4. The district secretary of BJP in Bhojpur, Harendra Singh was involved in throwing grenades at one of our Mahadharna at Ara. Police had even arrested him.
5. During the last Lok Sabha elections, a pamphlet released through Ranvir Sena called for voting for the BJP candidate. This pamphlet was placed in the Bihar assembly by Laloo Yadav himself during the debate on the Bathani Tola massacre.
6. The names of two BJP leaders, Dr.C.P.Thakur and Janardan Sharma, MLA from Paliganj, figured in the FIR of the Haibaspur massacre (Patna district). it was affirmed by a criminal arrested by the police that these two leaders had paid them money.

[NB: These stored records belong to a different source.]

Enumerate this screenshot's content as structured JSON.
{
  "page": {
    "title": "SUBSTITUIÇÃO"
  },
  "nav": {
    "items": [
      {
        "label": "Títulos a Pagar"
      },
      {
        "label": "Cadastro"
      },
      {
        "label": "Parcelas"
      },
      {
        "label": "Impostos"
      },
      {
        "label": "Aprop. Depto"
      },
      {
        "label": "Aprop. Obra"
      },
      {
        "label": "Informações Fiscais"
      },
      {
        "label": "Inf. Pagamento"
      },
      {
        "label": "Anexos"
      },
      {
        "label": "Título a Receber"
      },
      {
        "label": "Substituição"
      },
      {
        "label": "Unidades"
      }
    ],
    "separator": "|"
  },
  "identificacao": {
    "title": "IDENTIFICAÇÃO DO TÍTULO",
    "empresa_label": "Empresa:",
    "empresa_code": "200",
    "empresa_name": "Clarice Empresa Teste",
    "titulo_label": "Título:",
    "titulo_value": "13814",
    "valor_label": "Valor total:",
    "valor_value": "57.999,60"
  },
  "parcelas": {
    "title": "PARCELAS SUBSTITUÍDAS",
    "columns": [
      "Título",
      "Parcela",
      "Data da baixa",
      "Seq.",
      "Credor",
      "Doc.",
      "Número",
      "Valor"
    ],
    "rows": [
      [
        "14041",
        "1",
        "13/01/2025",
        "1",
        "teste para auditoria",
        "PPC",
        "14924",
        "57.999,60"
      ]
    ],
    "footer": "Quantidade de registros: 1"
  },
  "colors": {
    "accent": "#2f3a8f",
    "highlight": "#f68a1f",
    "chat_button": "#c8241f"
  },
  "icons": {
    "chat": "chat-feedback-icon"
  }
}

7. As part of the ‘Gram Gaurav’ (Village pride) campaign, Swaminath Tiwari took out a procession in Ekwari (Bhojpur) in which goons of the Ranvir Sena were present with their arms. The main goon of Ranvir Sena, Santo Singh killed a watchman in the meeting itself.

Ranvir Sena-RJD Nexus

1. During the last Lok Sabha elections, Chandra Deo Verma was helped by the Ranvirs and in return Verma after getting elected, called for lifting the ban on the Ranvir Sena.
2. The Central Investigation Team (constituted after the Bathani Tola Massacre) has admitted that the present RJD MLA from Mokama, Dilip Singh supplies sophisticated arms to the Ranvir Sena.
3. In spite of the ban on the Ranvir Sena and the agreement reached after the movement on the Bathani Tola massacre, no concrete action has been taken against the Sena.